Kletterpark ist weg: Bekommen Golfer nun ihren Platz zurück?
Noch heute verspricht die Migros in ihrer Werbung: Golf für alle. 2013 brach sie nach Ansicht von Dieter Eberle dieses Versprechen. Der 6-Loch-Golfplatz auf dem Gelände der Milandia in Greifensee wurde 2012 abgerissen und durch den «grössten Hochseilpark Europas» ersetzt. Die Migros versprach in einem Mediencommuniqué, der Platz werde nur verkleinert. Von der Ankündigung blieb nichts übrig: Die Migros errichtete den Hochseilpark, für die Golfer blieb lediglich der Abschlagplatz, die sogenannte Driving Range.
Kritik am Konzept
Die Kletteranlage war für bis zu 100 Besucher gleichzeitig ausgelegt. Auf dem Seilpark konnte fast alles beklettert werden. Von Elementen für Kinder in 1,5 Metern Höhe ging es bis auf 11,5 Meter hoch. Hangeln, hochziehen, balancieren. Da brauchte es mitunter viel Kraft. Für einige zu viel. «Die Parcours unterscheiden sich nur unwesentlich im Schwierigkeitsgrad. Leichte und schwere Elemente sind durchmischt», notierte ein User enerviert auf der Bewertungsplattform Tripadvisor.
Ein anderer User schrieb von nahezu unmöglich zu bezwingenden Hindernissen, und im Sommer kam hinzu, dass der Parcours an der prallen Sonne stand. Der Hochseilpark bekam zwar durchaus gute Bewertungen. Bei allem Positiven, bemängeln die Benutzer aber die happigen Preise von 40 Franken pro Person und die Abfolge des Parcours.
«Nicht den Erwartungen entsprochen»
Diese Faktoren könnten dazu geführt haben, dass die Besucher nach und nach ausblieben. Nach einem Jahr reduzierte die Migros die Öffnungszeiten am Abend.

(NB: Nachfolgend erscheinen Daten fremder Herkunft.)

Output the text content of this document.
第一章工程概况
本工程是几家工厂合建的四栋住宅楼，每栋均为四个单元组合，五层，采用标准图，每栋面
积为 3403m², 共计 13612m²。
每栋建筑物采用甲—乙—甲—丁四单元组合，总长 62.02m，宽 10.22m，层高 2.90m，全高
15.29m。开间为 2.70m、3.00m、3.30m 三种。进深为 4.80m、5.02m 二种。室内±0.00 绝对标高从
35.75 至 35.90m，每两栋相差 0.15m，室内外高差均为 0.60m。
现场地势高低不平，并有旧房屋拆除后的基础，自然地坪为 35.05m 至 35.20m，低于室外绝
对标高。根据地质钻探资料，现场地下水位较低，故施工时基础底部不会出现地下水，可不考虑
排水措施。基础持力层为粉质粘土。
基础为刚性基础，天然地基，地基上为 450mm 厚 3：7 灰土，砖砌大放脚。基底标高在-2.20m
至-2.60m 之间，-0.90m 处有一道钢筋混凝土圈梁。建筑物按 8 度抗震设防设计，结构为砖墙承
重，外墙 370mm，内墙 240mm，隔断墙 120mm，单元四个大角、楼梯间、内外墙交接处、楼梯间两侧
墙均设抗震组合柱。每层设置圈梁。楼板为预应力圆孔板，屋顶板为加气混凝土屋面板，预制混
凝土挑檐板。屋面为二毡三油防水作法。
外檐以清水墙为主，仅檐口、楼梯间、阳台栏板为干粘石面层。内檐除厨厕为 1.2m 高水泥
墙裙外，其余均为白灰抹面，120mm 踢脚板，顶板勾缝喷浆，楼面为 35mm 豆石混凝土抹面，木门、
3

Hobby-Golfer Dieter Eberle aus Benglen schrieb damals in einem Brief an die Migros: «Der viel beschworene Boom ist offensichtlich bereits vorbei». Aber die Migros wolle nicht zugeben, dass der Park eine totale Fehlplanung war, und wandte sich an «Regio».
Eberle rechnete vor: Der Hochseilpark und die Driving Range hätten 2013 zusammen 500 000 Franken weniger eingebracht als die Golf Academy mit 6-Loch-Platz allein. Diese Zahlen seien ein offenes Geheimnis, sagte er damals zu «Regio». Die Milandia-Führung bezeichnete die Zahlen als falsch, wollte selber aber keine Zahlen nennen.
Nun wurde der Hochseilpark still und leise abgebaut. Der stellvertretende Zentrumsleiter Andreas Salim will sich nicht weiter zu den Gründen des Rückbaus äussern und verweist an die Migros-Genossenschaft Zürich. Pressesprecher Francesco Laratta sagt dazu: «Die Entwicklungen der Besucherzahlen haben nicht den Erwartungen entsprochen.» Zu den konkreten Zahlen will sich die Migros weiterhin nicht äussern.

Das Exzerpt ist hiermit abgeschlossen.